(Text: Heinz Käsinger, Foto: David
Monniaux/Wikipedia Commons, Portrait einer Grünen Meeresschildkröte)
Gleich zwei Gedenktage im Jahr sollen die Menschheit an den
Natur- und Artenschutz erinnern: Am 3. März ist der Tag des Artenschutzes, am
22. Mai der Tag der Biodiversität. „Scheinheilige Augenwischerei!“, sagen die
einen, „notwendige Mahnung“, die anderen.
Sicherlich verschwinden unbemerkt jeden Tag Dutzende von
Arten von der biologischen Landkarte – vor allem unspektakuläre
Kleinlebewesen wie Insekten oder Krebstierchen. – Derzeit stehen rund
26 000 Arten auf der Roten Liste der Welt-Naturschutzunion IUCN. Aber bei
einigen Arten gibt es auch nicht für möglich gehaltene Erfolge zu vermelden.
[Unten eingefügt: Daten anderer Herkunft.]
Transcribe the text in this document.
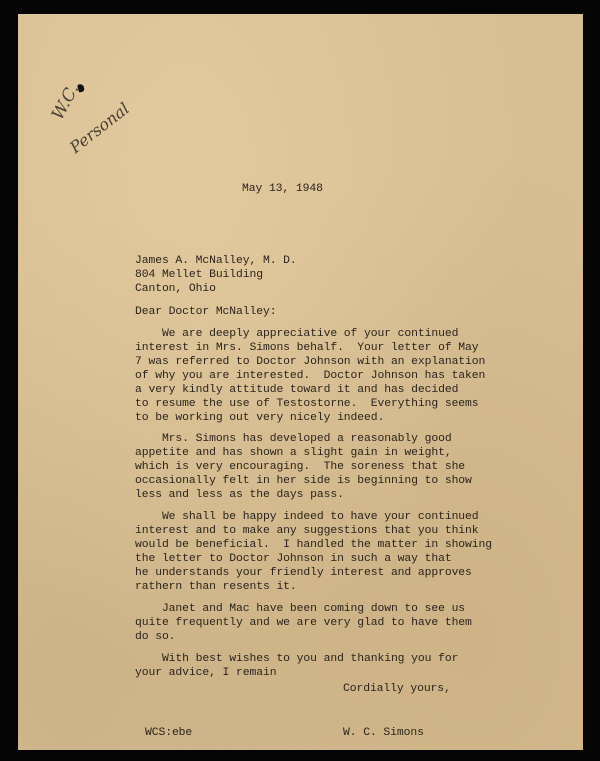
W.C.
Personal

May 13, 1948

James A. McNalley, M. D.

804 Mellet Building

Canton, Ohio

Dear Doctor McNalley:

We are deeply appreciative of your continued
interest in Mrs. Simons behalf.  Your letter of May
7 was referred to Doctor Johnson with an explanation
of why you are interested.  Doctor Johnson has taken
a very kindly attitude toward it and has decided
to resume the use of Testostorne.  Everything seems
to be working out very nicely indeed.

Mrs. Simons has developed a reasonably good
appetite and has shown a slight gain in weight,
which is very encouraging.  The soreness that she
occasionally felt in her side is beginning to show
less and less as the days pass.

We shall be happy indeed to have your continued
interest and to make any suggestions that you think
would be beneficial.  I handled the matter in showing
the letter to Doctor Johnson in such a way that
he understands your friendly interest and approves
rathern than resents it.

Janet and Mac have been coming down to see us
quite frequently and we are very glad to have them
do so.

With best wishes to you and thanking you for
your advice, I remain

Cordially yours,

W. C. Simons

WCS:ebe
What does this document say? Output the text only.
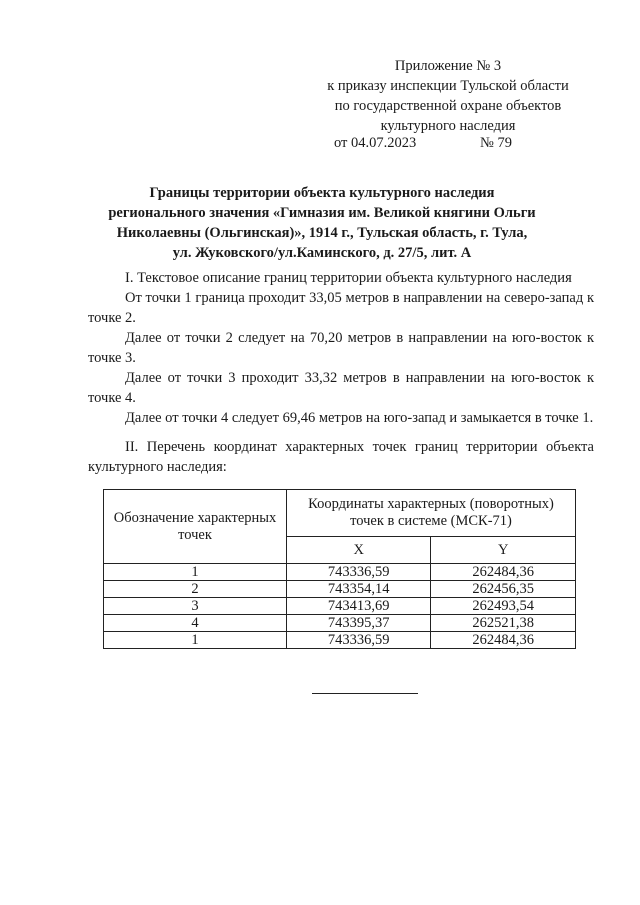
Приложение № 3
к приказу инспекции Тульской области
по государственной охране объектов
культурного наследия
от 04.07.2023	№ 79
Границы территории объекта культурного наследия
регионального значения «Гимназия им. Великой княгини Ольги
Николаевны (Ольгинская)», 1914 г., Тульская область, г. Тула,
ул. Жуковского/ул.Каминского, д. 27/5, лит. А

I. Текстовое описание границ территории объекта культурного наследия

От точки 1 граница проходит 33,05 метров в направлении на северо-запад к точке 2.

Далее от точки 2 следует на 70,20 метров в направлении на юго-восток к точке 3.

Далее от точки 3 проходит 33,32 метров в направлении на юго-восток к точке 4.

Далее от точки 4 следует 69,46 метров на юго-запад и замыкается в точке 1.

II. Перечень координат характерных точек границ территории объекта культурного наследия:

Обозначение характерных точек	Координаты характерных (поворотных) точек в системе (МСК-71)	
	X	Y
1	743336,59	262484,36
2	743354,14	262456,35
3	743413,69	262493,54
4	743395,37	262521,38
1	743336,59	262484,36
Leider aber geraten meistens nur große, attraktive Tiere in den Fokus der
Naturschützer und dienen dann als PR-Erfolg. So hat man sich Jahrzehnte lang nicht
um den gemeinen Hausspatz gekümmert, um vor drei Jahren dann erstaunt
festzustellen, dass seine Populationen in Europa um zwei Drittel zurückgegangen
waren. Ähnliches war mit den Insekten geschehen. Erst die Ergebnisse einer
Studie Krefelder Wissenschaftler von 2013 brachte ans Licht, dass die Biomasse
der Insekten seit 1980 um fast 80 Prozent zurück gegangen war. Was dann
wiederum erklärte, warum sich auch die Vogelbestände im freien Fall befinden.
Werden die Gründe untersucht, dann kommt man fast immer auf
zwei Hauptnenner: Schwindender Lebensraum (Sümpfe, Wälder, Steppen) durch sich
ausbreitende Landwirtschaft und der ungehemmte Einsatz von schädlicher Umweltchemie.
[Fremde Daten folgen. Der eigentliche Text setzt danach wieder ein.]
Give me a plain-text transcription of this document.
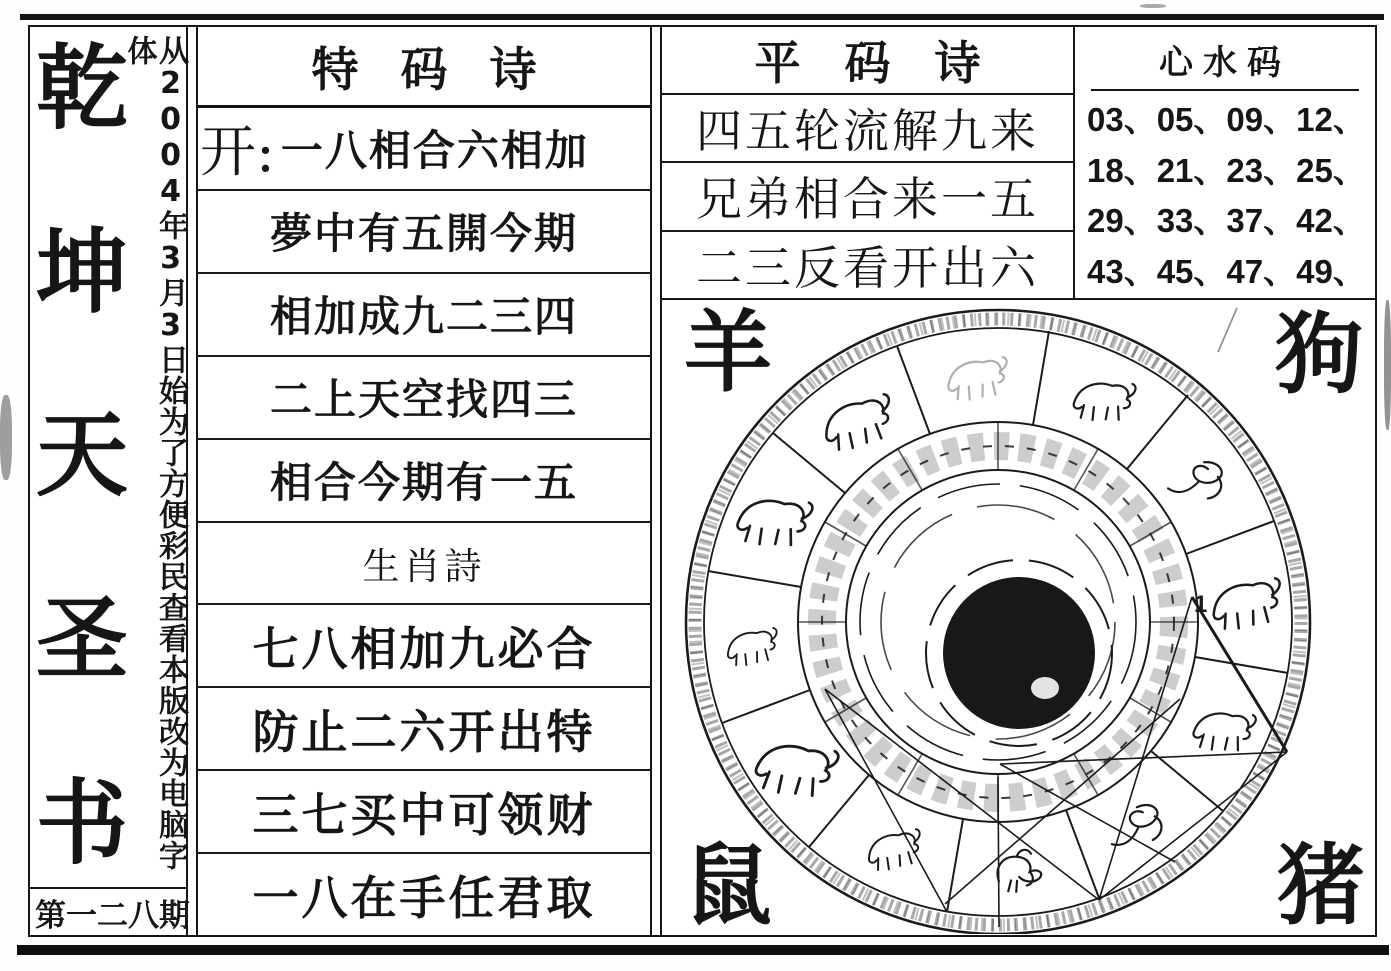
乾
坤
天
圣
书 从2004年3月3日始为了方便彩民查看本版改为电脑字体
第一二八期
特码诗
开: 一八相合六相加
夢中有五開今期
相加成九二三四
二上天空找四三
相合今期有一五
生肖詩
七八相加九必合
防止二六开出特
三七买中可领财
一八在手任君取
平码诗
四五轮流解九来
兄弟相合来一五
二三反看开出六
心水码
03、05、09、12、
18、21、23、25、
29、33、37、42、
43、45、47、49、
1
羊	狗
鼠	猪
Vom nur endemisch vorkommenden Mauritiusfalken zum Beispiel gab es 1974 nur
noch vier Exemplare. Ein Brutpaar und zwei einzelne Vögel. Der Waldbestand auf Mauritius
war seit der Besiedelung der Insel durch den Menschen auf drei Prozent der
ursprünglichen Fläche geschrumpft. Dank intensiver Brutpflege der verbliebenen
Vögel leben heute wieder um die 650 Falken auf Mauritius, woraus sich etwa 300
Vögel zu 150 Brutpaaren zusammengetan haben.
(Bild: Mauritiusfalke, Zeichnung aus dem Jahr 1868 von John Gerrard
Keuleman)
Ähnlich schlimm stand es um die Grüne Meeresschildkröte.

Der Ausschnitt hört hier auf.